With all acks, this situation won't cause any loss - the messages you sent will not be acknowledged until all followers[2] have sent a fetch request with an offset later than those messages, and if followers or the leader die, the producer client will timeout before getting that acknowledgement, and retry. The downside is that even when everything is fine, if the followers are 9 seconds behind the leader then that's how long your producer will wait for an acknowledgement. So now you might be asking incredulously if your application is going to be regularly blocked for up to 10 seconds (or more if there are elections going on at the broker end). Relax, it's not your application code that is blocked - unlike consuming, producing is asynchronous for this very reason, the producer send method returns immediately, a separate thread is continuously sending batches of messages to the brokers from a buffer. A temporary issue at the broker end will just cause the buffer to fill up a bit. If everything is really grinding to a halt, then the buffer will fill up, and send method calls will fail immediately, so you're application will know about it. And what to do about that? Well now you have a problem to solve - if there's a temporary spike that has overwhelmed the server end, you probably want to open a circuit breaker at this point and fail over to some other strategy - maybe store pending messages somewhere until the situation eases. 

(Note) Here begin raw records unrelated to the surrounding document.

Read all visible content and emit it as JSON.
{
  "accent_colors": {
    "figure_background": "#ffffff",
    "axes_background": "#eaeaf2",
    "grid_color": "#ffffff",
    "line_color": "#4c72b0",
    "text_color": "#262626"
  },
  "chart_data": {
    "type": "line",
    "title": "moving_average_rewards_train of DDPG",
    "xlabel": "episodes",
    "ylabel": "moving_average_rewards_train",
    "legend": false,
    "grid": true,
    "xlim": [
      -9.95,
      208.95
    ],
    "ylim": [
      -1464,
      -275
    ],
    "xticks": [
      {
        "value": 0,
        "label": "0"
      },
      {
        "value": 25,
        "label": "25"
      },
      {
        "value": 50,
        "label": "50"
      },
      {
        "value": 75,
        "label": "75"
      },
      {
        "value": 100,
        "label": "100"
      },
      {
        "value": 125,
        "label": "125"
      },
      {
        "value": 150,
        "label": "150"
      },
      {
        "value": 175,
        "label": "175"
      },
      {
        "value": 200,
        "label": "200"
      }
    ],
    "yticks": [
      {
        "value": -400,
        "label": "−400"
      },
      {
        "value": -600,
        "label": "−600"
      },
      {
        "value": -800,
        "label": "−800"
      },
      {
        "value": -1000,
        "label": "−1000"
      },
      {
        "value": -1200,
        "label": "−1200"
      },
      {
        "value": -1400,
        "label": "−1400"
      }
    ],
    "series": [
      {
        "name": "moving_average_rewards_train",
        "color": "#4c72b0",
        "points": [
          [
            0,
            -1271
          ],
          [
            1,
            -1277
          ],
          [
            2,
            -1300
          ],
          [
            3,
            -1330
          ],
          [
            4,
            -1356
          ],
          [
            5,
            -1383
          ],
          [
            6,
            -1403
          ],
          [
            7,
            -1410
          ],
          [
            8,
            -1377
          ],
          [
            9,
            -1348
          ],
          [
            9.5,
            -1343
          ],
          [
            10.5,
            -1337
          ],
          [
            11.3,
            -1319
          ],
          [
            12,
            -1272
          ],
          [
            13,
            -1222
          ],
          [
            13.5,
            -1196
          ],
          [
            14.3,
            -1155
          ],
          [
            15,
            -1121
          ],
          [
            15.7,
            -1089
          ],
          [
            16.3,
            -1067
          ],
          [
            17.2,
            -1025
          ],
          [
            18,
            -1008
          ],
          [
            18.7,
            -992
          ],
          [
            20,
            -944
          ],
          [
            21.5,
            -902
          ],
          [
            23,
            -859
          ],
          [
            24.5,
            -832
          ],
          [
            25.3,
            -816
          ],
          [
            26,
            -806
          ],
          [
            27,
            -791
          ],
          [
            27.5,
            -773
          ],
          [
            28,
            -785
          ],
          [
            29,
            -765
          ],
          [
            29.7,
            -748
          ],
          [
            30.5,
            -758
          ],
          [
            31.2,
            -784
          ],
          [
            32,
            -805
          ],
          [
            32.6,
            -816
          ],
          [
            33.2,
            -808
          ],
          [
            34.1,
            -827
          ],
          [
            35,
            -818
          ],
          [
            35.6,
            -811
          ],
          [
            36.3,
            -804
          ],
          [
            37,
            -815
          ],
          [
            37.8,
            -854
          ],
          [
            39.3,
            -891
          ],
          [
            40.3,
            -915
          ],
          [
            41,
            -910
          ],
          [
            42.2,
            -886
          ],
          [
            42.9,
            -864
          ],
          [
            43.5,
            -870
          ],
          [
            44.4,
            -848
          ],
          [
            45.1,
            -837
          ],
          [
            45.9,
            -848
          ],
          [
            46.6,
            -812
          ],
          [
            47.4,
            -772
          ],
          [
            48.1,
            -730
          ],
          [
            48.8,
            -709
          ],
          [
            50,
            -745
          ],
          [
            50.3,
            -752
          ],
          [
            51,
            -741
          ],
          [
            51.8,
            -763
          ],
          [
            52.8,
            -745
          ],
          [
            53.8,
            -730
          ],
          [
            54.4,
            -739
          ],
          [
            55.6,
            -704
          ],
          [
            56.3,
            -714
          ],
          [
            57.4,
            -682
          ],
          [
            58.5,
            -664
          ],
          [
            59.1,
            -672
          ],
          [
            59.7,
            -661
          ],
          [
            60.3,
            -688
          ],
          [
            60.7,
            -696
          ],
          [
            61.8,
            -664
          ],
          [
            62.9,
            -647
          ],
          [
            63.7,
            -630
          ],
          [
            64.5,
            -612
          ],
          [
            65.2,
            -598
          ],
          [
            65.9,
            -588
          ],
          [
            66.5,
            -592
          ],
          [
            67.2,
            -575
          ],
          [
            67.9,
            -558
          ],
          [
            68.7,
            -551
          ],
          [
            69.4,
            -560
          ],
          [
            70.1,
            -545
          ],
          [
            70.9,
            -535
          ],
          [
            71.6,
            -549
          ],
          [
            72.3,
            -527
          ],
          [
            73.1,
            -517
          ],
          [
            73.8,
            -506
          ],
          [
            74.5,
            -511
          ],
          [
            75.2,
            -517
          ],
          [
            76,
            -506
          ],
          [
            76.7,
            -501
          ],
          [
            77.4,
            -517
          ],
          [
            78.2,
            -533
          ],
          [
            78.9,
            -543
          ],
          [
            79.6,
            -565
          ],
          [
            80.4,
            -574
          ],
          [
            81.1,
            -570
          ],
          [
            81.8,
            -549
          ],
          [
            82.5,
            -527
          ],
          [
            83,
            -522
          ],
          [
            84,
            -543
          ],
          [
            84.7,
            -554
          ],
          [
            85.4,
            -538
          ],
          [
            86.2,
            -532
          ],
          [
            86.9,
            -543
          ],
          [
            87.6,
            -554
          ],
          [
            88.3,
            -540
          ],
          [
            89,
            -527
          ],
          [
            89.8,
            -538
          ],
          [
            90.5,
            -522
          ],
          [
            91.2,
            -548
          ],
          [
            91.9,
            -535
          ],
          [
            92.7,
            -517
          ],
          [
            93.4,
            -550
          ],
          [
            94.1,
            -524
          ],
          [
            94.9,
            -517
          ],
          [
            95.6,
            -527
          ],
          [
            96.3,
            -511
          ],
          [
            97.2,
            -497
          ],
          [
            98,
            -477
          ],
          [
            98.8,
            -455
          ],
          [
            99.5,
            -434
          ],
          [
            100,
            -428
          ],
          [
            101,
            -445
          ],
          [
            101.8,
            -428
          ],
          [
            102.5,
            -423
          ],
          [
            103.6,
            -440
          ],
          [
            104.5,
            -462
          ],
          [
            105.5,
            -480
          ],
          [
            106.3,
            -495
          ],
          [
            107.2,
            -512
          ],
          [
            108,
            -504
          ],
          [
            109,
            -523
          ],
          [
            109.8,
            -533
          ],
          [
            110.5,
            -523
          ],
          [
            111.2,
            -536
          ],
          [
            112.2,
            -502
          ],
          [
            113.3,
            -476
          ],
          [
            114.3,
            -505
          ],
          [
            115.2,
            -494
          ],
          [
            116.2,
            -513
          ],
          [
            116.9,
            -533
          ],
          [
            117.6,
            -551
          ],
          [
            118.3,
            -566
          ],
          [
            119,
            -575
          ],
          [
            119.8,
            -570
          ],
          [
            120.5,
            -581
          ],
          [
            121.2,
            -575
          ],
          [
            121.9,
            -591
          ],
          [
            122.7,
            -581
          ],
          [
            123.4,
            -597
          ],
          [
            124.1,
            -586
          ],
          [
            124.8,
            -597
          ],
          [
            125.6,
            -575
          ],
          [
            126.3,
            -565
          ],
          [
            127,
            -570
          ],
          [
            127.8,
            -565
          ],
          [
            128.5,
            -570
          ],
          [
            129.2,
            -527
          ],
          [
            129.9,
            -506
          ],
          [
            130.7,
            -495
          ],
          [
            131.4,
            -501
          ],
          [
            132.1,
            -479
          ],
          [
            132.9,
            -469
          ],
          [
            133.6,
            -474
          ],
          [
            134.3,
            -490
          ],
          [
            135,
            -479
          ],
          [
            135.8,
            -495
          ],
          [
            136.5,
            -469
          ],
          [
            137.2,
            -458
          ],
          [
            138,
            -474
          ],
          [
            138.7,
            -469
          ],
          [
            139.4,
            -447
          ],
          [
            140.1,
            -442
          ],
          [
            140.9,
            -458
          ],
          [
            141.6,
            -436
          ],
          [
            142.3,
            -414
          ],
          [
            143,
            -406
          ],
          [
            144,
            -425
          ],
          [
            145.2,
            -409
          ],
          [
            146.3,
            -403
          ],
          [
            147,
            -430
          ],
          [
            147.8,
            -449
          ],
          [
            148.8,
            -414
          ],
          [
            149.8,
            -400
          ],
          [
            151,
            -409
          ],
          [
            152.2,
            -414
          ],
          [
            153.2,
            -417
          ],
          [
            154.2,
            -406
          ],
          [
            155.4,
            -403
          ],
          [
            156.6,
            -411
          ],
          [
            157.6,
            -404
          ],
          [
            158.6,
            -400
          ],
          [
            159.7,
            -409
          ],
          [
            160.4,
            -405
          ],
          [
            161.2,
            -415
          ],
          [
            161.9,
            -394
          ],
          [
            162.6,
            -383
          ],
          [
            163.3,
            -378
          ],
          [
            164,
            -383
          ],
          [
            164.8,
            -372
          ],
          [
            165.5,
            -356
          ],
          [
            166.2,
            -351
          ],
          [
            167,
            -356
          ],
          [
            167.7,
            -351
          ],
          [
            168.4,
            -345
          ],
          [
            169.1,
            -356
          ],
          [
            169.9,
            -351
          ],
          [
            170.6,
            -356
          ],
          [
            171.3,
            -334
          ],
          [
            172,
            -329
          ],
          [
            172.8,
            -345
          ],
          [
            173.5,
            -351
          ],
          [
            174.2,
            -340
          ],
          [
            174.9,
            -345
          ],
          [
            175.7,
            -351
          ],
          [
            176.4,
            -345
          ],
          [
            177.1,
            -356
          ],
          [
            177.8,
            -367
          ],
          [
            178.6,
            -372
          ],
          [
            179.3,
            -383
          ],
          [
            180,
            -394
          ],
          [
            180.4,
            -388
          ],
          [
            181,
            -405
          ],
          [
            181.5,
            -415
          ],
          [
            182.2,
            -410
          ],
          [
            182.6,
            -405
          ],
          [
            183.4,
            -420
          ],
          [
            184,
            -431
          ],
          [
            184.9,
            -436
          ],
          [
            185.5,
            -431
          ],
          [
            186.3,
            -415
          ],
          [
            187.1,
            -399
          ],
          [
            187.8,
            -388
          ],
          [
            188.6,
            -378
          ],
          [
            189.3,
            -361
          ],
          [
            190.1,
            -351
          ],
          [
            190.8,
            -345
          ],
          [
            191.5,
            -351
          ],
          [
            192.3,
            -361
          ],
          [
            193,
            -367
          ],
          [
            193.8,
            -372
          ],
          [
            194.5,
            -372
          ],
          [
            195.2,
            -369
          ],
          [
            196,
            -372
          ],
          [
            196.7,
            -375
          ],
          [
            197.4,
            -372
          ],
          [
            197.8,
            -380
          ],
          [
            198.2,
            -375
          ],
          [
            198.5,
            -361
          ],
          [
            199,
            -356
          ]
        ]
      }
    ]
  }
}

So how likely is any of this? Are we worrying about something that probably won't happen? Well, the question is really - do you EVER restart a server. For resilience, Kafka spreads partitions across brokers on different servers and racks, and so each server will host a mix of different partitions, acting as follower for some and leader for others - or to put it another way EVERY server is a leader for at least one partition and so restarting a server WILL almost certainly lose messages ahead of the high watermark, whether they exist on disk or not. That is why acks=1 will pretty much inevitably cause message loss. 

[1] My first car was a beautiful Austin Maxi - I remember rebuilding the starter motor from the remains of two starter motors I found at the scrap yard - the days when cars were made to be messed about with. I also remember having to push the thing to a petrol station when the fuel gauge decided to play up - they weigh a ton! 

[2] A slight detail here is that we don't always have to wait for all the followers - min.insync.replicas is a broker end configuration that defines what is good enough for all acks, in the case where one or more followers have dropped out of sync. With 3 replicas (1 leader and 2 followers) it is common to have a minimum of 2 in sync. This means that when both followers are in-sync the leader will wait for both (even if one of them is 1 second behind and the other is 9 seconds behind). But if one follower has fallen behind far enough to be considered out of sync, the leader doesn't wait for the partition to be picked up by a new follower, and so the producer doesn't wait either - it effectively trusts that the leader and still in-sync follower won't both fail before everything gets back to normal - here lies the only risk if min.insync.replicas is lower than the total replicas.

1 comment:

Dean said...

Thanks Chris! We came across a similar 'discovery' recently where it was plain the manual wasn't read - hard lessons but one we won't forget. Thanks for sharing.